Il politico di opposizione propone di guardare alla crisi della democrazia, al ruolo delle nuove tecnologie e all’Intelligenza artificiale come intreccio cruciale per interpretare la crisi e quello che definisce caos globale. Suggerisce che la logica della contrapposizione vincente-perdente emerge dal guardare al passato con la promozione del concetto del tornare grandi caro a Putin come a Trump ma non solo, e dell’uso della forza come strumento per raggiungerlo. «In questo momento, mentre il valore della vita umana sta rapidamente diminuendo in tutto il mondo, le persone muoiono in conflitti militari da anni, mentre, in questo contesto, la prospettiva della superiorità dell'Intelligenza artificiale sugli esseri umani sta diventando sempre più chiara, dobbiamo prendere il controllo di questi processi e cambiarne la direzione. Ciò richiederà di perseguire una politica in cui le persone, le loro vite e il loro sviluppo siano al centro del futuro. Non sono il territorio, il denaro, il potere, la nazionalità o il genere a dover plasmare la comunità: le persone hanno un bisogno vitale dell'elemento umano».
Javlinskij invita a riflettere sulla crisi della democrazia da ricercare non solo nelle strategie delle forze populiste che in questo sono esplicite, ma anche nell'inadeguatezza delle élites politiche democratiche. Rileva una certa burocratizzazione della democrazia che rischia di vedere l'implosione dei sistemi democratici se questi non riescono ad affrontare le prospettive future con una visione moderna che pone al centro lo sviluppo della persona e i processi di partecipazioni individuali e di comunità. Invita ad alzare l’asticella del dibattito in modo più propositivo verso il futuro invece di restare vittime dei processi di caos in corso.
Dice che non sarebbe una velleità pensare a uno spazio europeo da Lisbona a Vladivostok. Spazio non solo geografico ma anche culturale. Perché la Russia fa parte dell’Europa.
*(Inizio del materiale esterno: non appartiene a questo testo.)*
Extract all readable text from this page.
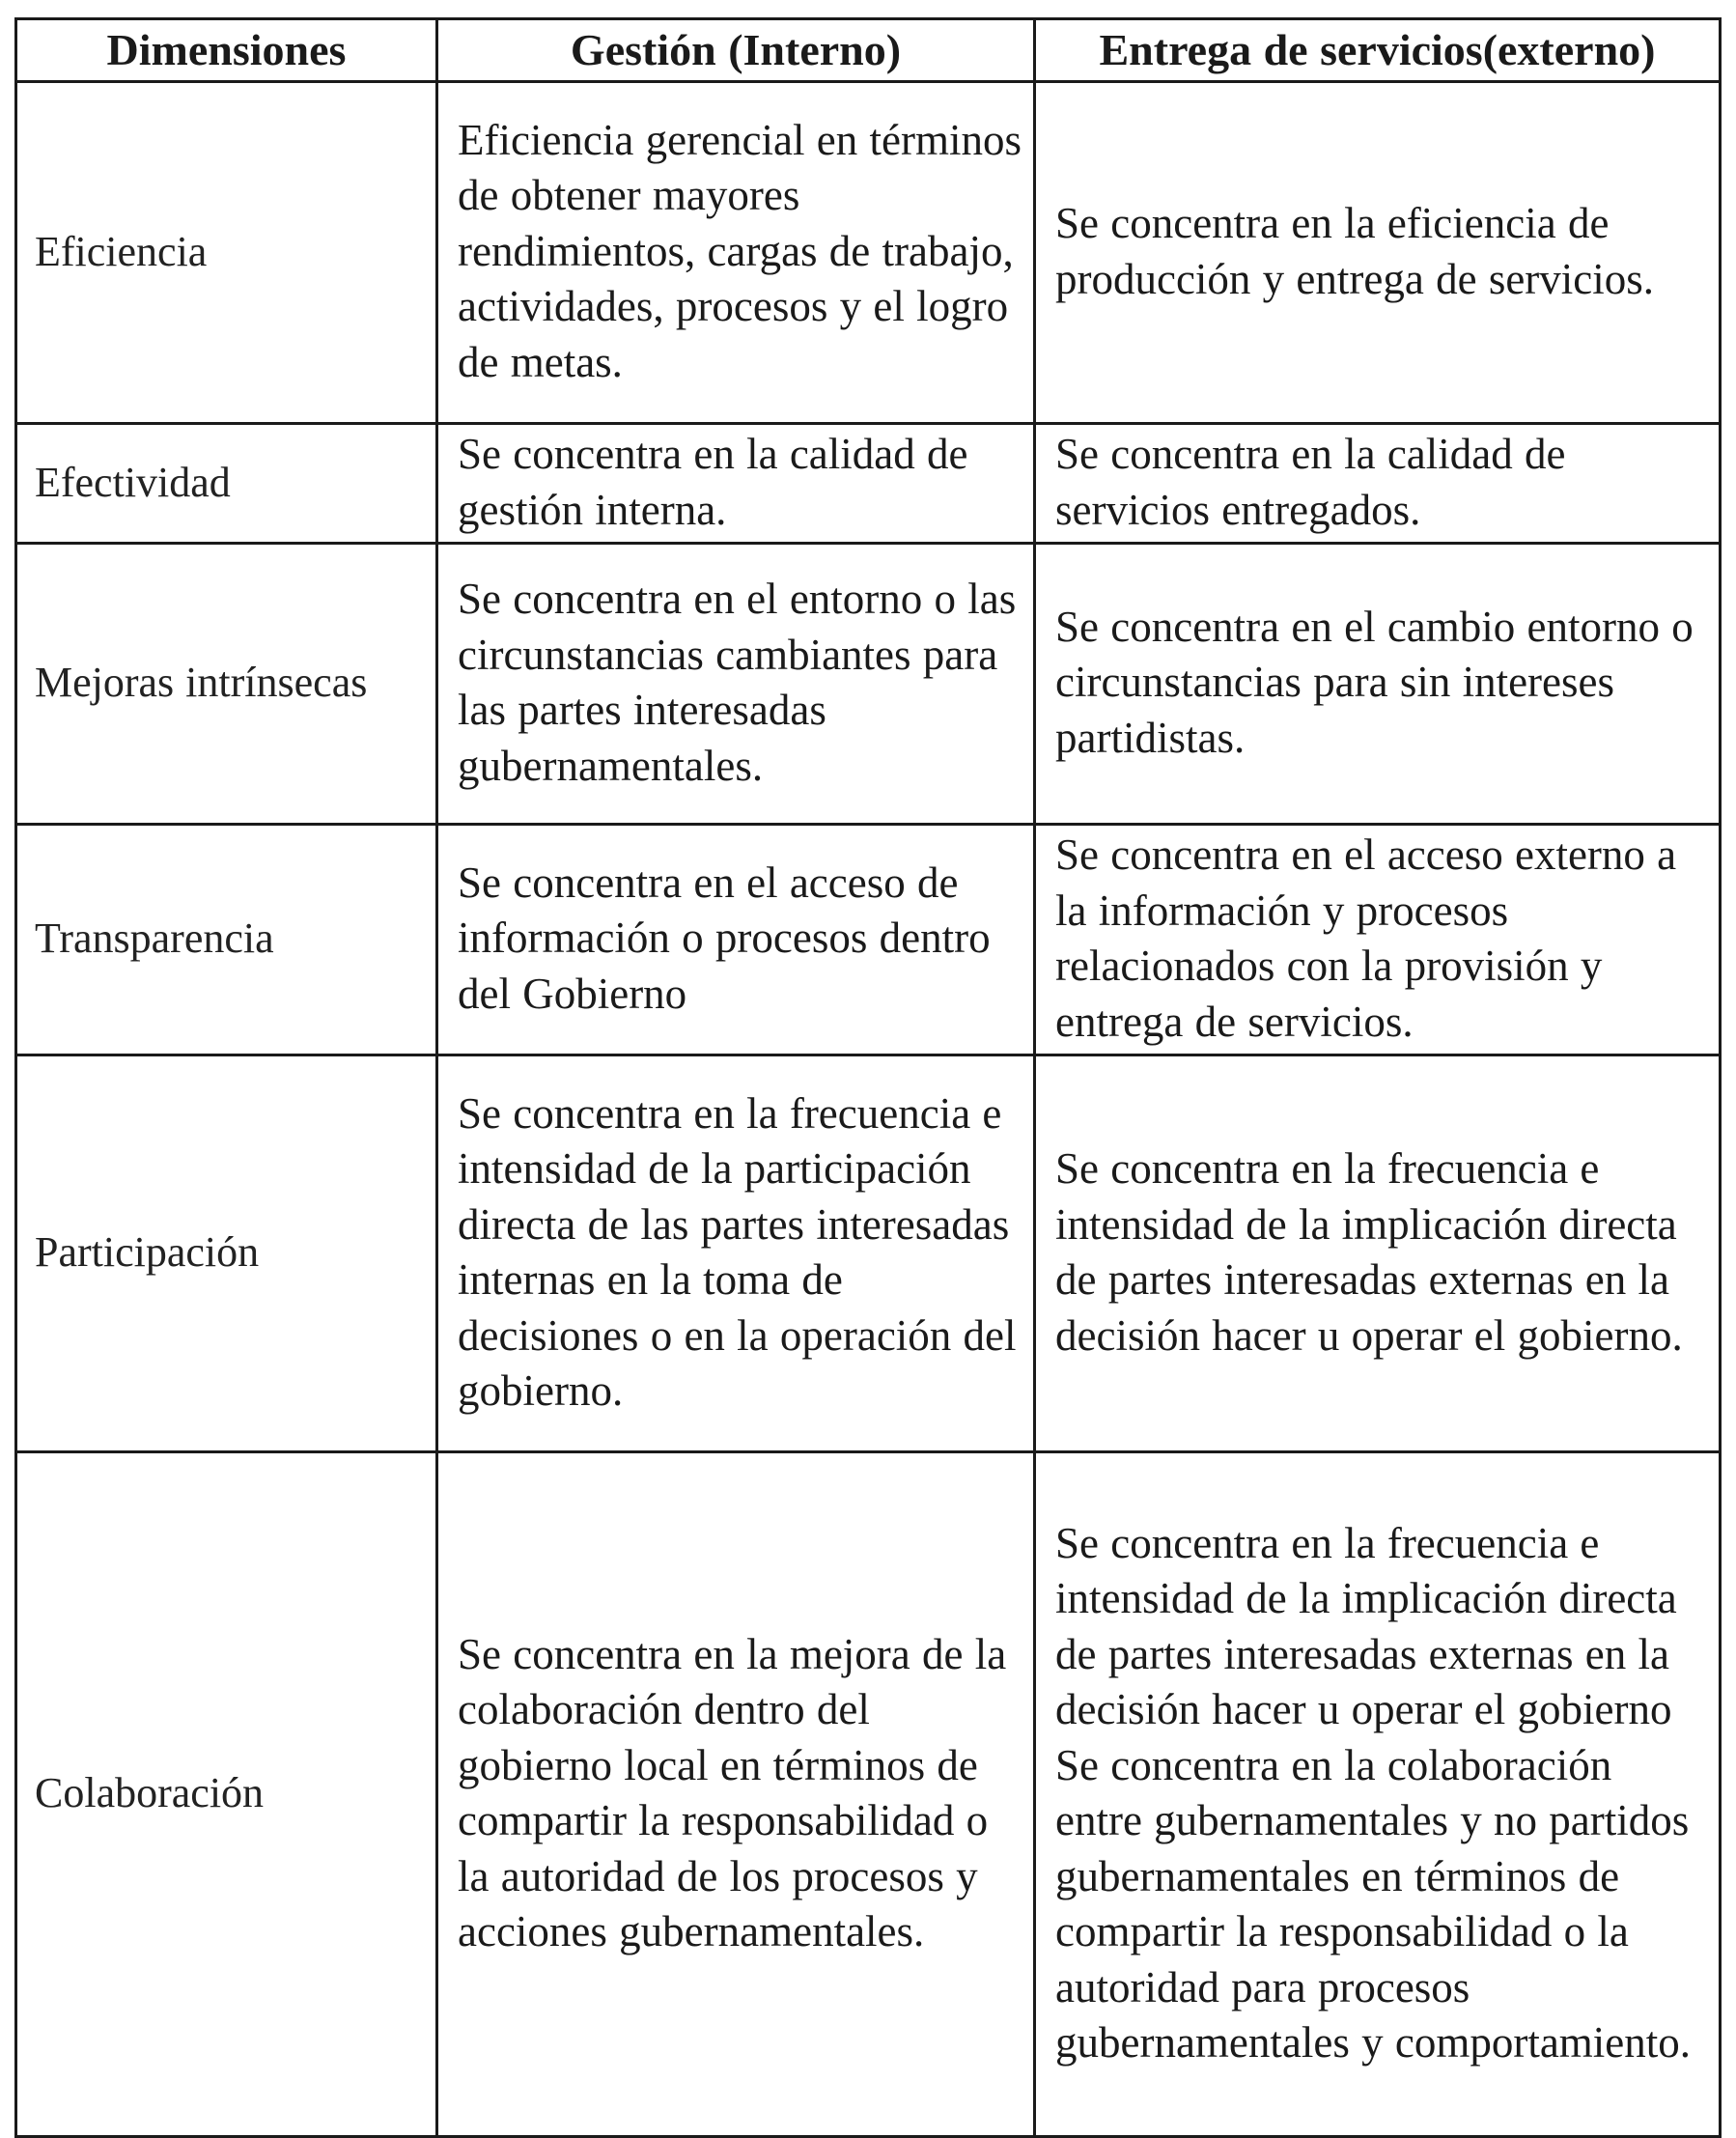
Dimensiones	Gestión (Interno)	Entrega de servicios(externo)
Eficiencia	Eficiencia gerencial en términos de obtener mayores rendimientos, cargas de trabajo, actividades, procesos y el logro de metas.	Se concentra en la eficiencia de producción y entrega de servicios.
Efectividad	Se concentra en la calidad de gestión interna.	Se concentra en la calidad de servicios entregados.
Mejoras intrínsecas	Se concentra en el entorno o las circunstancias cambiantes para las partes interesadas gubernamentales.	Se concentra en el cambio entorno o circunstancias para sin intereses partidistas.
Transparencia	Se concentra en el acceso de información o procesos dentro del Gobierno	Se concentra en el acceso externo a la información y procesos relacionados con la provisión y entrega de servicios.
Participación	Se concentra en la frecuencia e intensidad de la participación directa de las partes interesadas internas en la toma de decisiones o en la operación del gobierno.	Se concentra en la frecuencia e intensidad de la implicación directa de partes interesadas externas en la decisión hacer u operar el gobierno.
Colaboración	Se concentra en la mejora de la colaboración dentro del gobierno local en términos de compartir la responsabilidad o la autoridad de los procesos y acciones gubernamentales.	Se concentra en la frecuencia e intensidad de la implicación directa de partes interesadas externas en la decisión hacer u operar el gobierno Se concentra en la colaboración entre gubernamentales y no partidos gubernamentales en términos de compartir la responsabilidad o la autoridad para procesos gubernamentales y comportamiento.
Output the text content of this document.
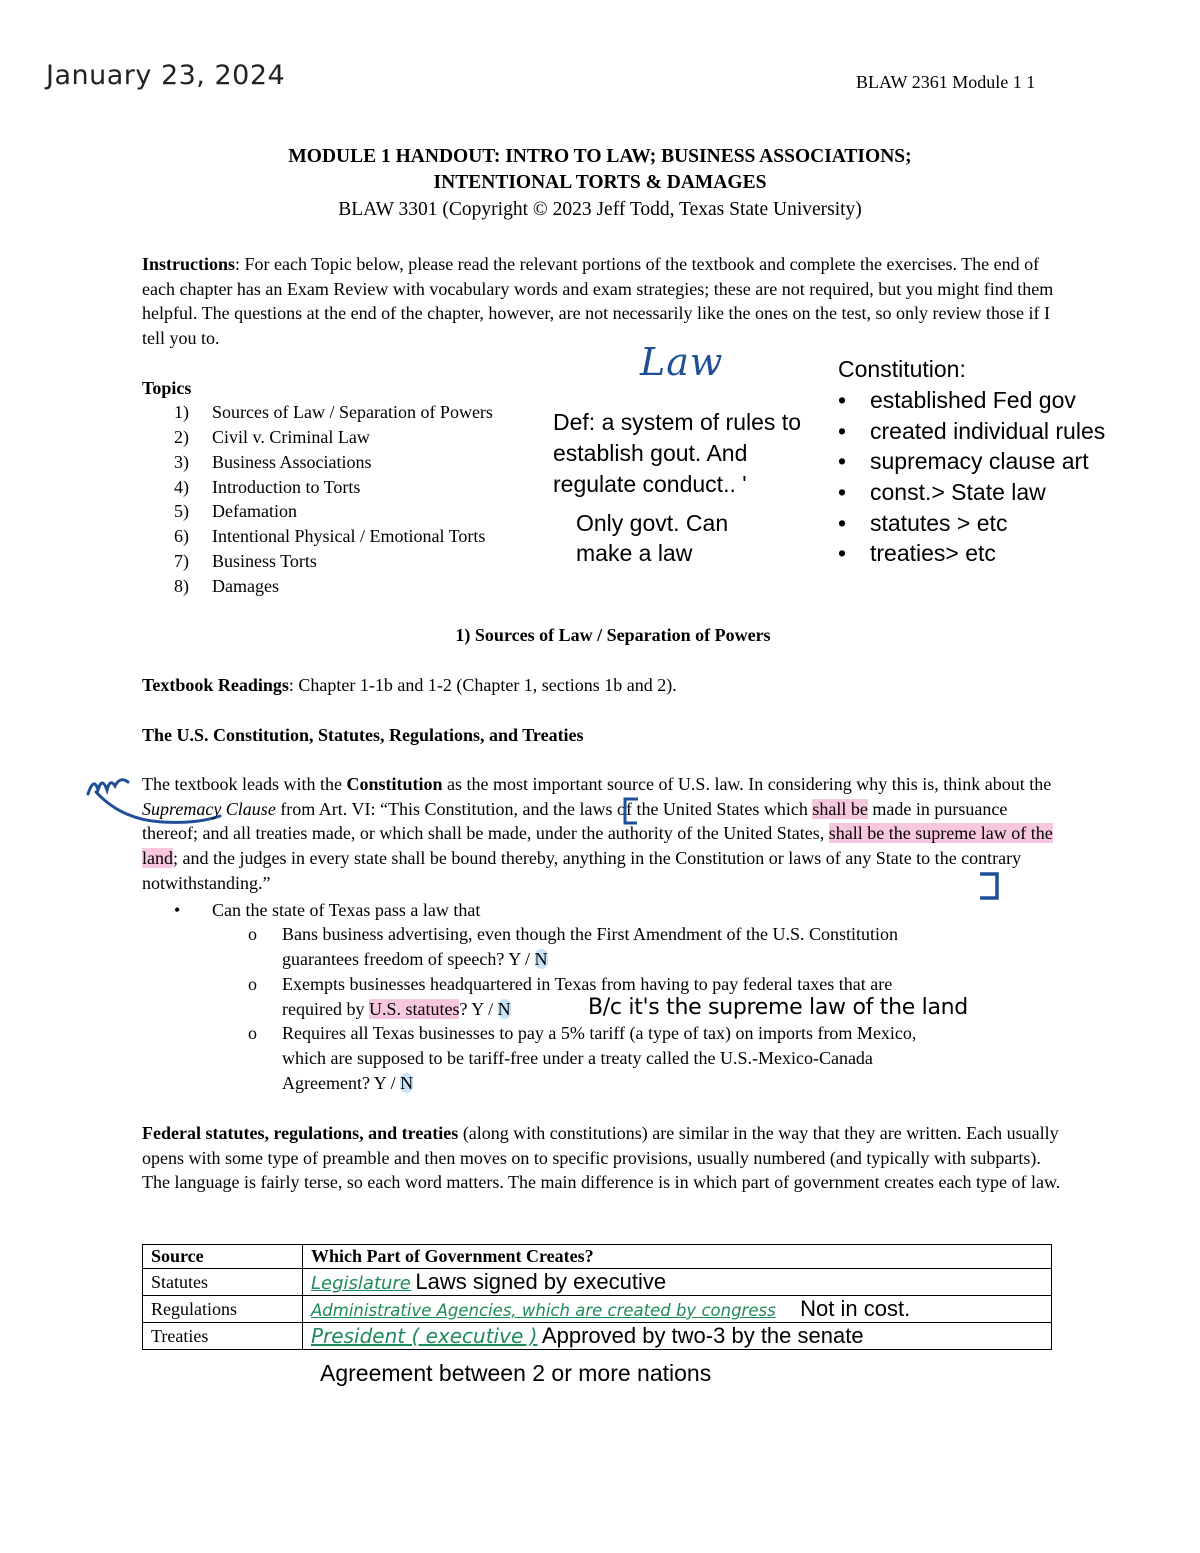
January 23, 2024	BLAW 2361 Module 1 1
MODULE 1 HANDOUT: INTRO TO LAW; BUSINESS ASSOCIATIONS;
INTENTIONAL TORTS & DAMAGES
BLAW 3301 (Copyright © 2023 Jeff Todd, Texas State University)
Instructions: For each Topic below, please read the relevant portions of the textbook and complete the exercises. The end of each chapter has an Exam Review with vocabulary words and exam strategies; these are not required, but you might find them helpful. The questions at the end of the chapter, however, are not necessarily like the ones on the test, so only review those if I tell you to.
Topics
1) Sources of Law / Separation of Powers
2) Civil v. Criminal Law
3) Business Associations
4) Introduction to Torts
5) Defamation
6) Intentional Physical / Emotional Torts
7) Business Torts
8) Damages
Law
Def: a system of rules to
establish gout. And
regulate conduct.. '
Only govt. Can
make a law
Constitution:
• established Fed gov
• created individual rules
• supremacy clause art
• const.> State law
• statutes > etc
• treaties> etc
1) Sources of Law / Separation of Powers
Textbook Readings: Chapter 1-1b and 1-2 (Chapter 1, sections 1b and 2).
The U.S. Constitution, Statutes, Regulations, and Treaties
The textbook leads with the Constitution as the most important source of U.S. law. In considering why this is, think about the Supremacy Clause from Art. VI: “This Constitution, and the laws of the United States which shall be made in pursuance thereof; and all treaties made, or which shall be made, under the authority of the United States, shall be the supreme law of the land; and the judges in every state shall be bound thereby, anything in the Constitution or laws of any State to the contrary notwithstanding.”
• Can the state of Texas pass a law that
o Bans business advertising, even though the First Amendment of the U.S. Constitution
guarantees freedom of speech? Y / N
o Exempts businesses headquartered in Texas from having to pay federal taxes that are
required by U.S. statutes? Y / N	B/c it's the supreme law of the land
o Requires all Texas businesses to pay a 5% tariff (a type of tax) on imports from Mexico,
which are supposed to be tariff-free under a treaty called the U.S.-Mexico-Canada
Agreement? Y / N
Federal statutes, regulations, and treaties (along with constitutions) are similar in the way that they are written. Each usually opens with some type of preamble and then moves on to specific provisions, usually numbered (and typically with subparts). The language is fairly terse, so each word matters. The main difference is in which part of government creates each type of law.
Source	Which Part of Government Creates?
Statutes	Legislature Laws signed by executive
Regulations	Administrative Agencies, which are created by congress Not in cost.
Treaties	President ( executive ) Approved by two-3 by the senate
Agreement between 2 or more nations
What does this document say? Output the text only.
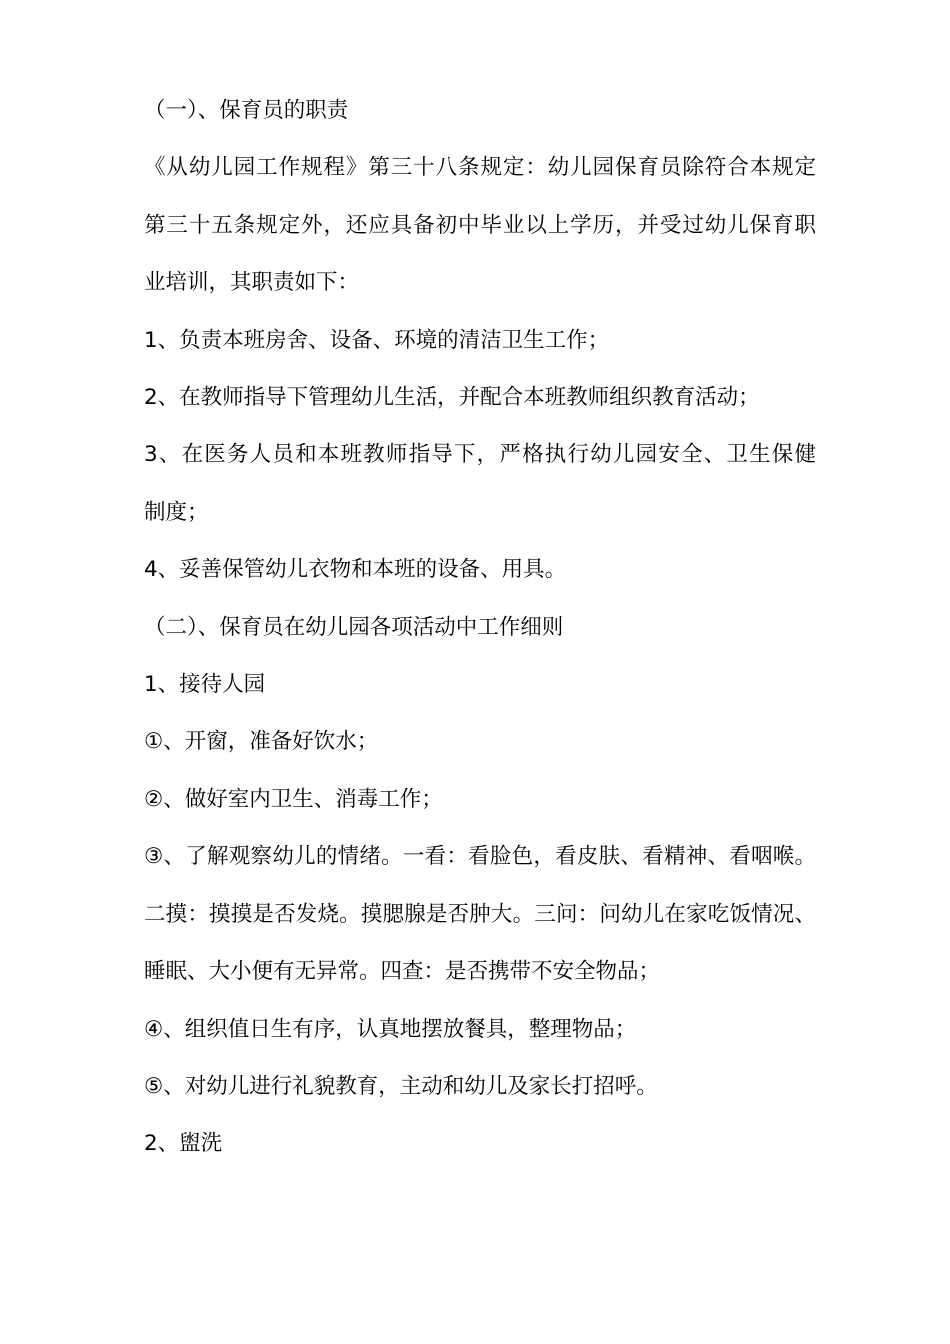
（一）、保育员的职责

《从幼儿园工作规程》第三十八条规定：幼儿园保育员除符合本规定

第三十五条规定外，还应具备初中毕业以上学历，并受过幼儿保育职

业培训，其职责如下：

1、负责本班房舍、设备、环境的清洁卫生工作；

2、在教师指导下管理幼儿生活，并配合本班教师组织教育活动；

3、在医务人员和本班教师指导下，严格执行幼儿园安全、卫生保健

制度；

4、妥善保管幼儿衣物和本班的设备、用具。

（二）、保育员在幼儿园各项活动中工作细则

1、接待人园

①、开窗，准备好饮水；

②、做好室内卫生、消毒工作；

③、了解观察幼儿的情绪。一看：看脸色，看皮肤、看精神、看咽喉。

二摸：摸摸是否发烧。摸腮腺是否肿大。三问：问幼儿在家吃饭情况、

睡眠、大小便有无异常。四查：是否携带不安全物品；

④、组织值日生有序，认真地摆放餐具，整理物品；

⑤、对幼儿进行礼貌教育，主动和幼儿及家长打招呼。

2、盥洗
Javlinskij propone di prendere atto che siamo tutti sullo stesso Titanic e che a poco serve cercare una cabina più comoda. «La percezione che l'Europa ha della Russia come un nemico e la sua attenzione al rafforzamento di un'alleanza difensiva anti-russa non sono la strada per creare un futuro sicuro, ma un consolidamento negativo che non porterà alla nuova qualità geopolitica necessaria per la sopravvivenza dell'Europa». Dice cioè che puntare più a preservare i propri interessi – dal Maga di Trump alla Gloriosa Russia del passato di Putin e ai piccoli populismi europei – non ci salverà. Senza la consapevolezza dei processi in atto e la scelta delle armi in sostituzione del vecchio ordine basato sul ruolo degli organismi internazionali per la soluzione dei conflitti e la gestione delle relazioni fra gli Stati porta dritti all’iceberg dell’autodistruzione dell’umanità. Serve il cambio di paradigma che rimetta la persona umana, la sua dignità e la sua partecipazione attiva nella società al centro delle relazioni fra gli Stati. I valori globali condivisi nati dalla fine della Seconda guerra mondiale, a partire dal riconoscimento di quella tragedia, vanno rimessi al centro e oggi avremmo la possibilità di farli vivere con la multipolarità.
In questo senso afferma che l’«abbandono da parte Usa è un’opportunità per l’Europa: guardare con più lungimiranza al suo spazio geografico e culturale con un’integrazione che vada oltre i Paesi dell’est attualmente nell’Ue comprendendo Ucraina, Bielorussia e Russia». Javlinskij invita infine a considerare che per fermare il bagno di sangue in Ucraina «è necessario cercare ogni strada per il dialogo». E ricorda che gli appelli per il cessate il fuoco, come quello da lui stesso lanciato, sono stati raccolti solo da papa Francesco, o sono stati derisi, o raccolti senza reale volontà di perseguirli.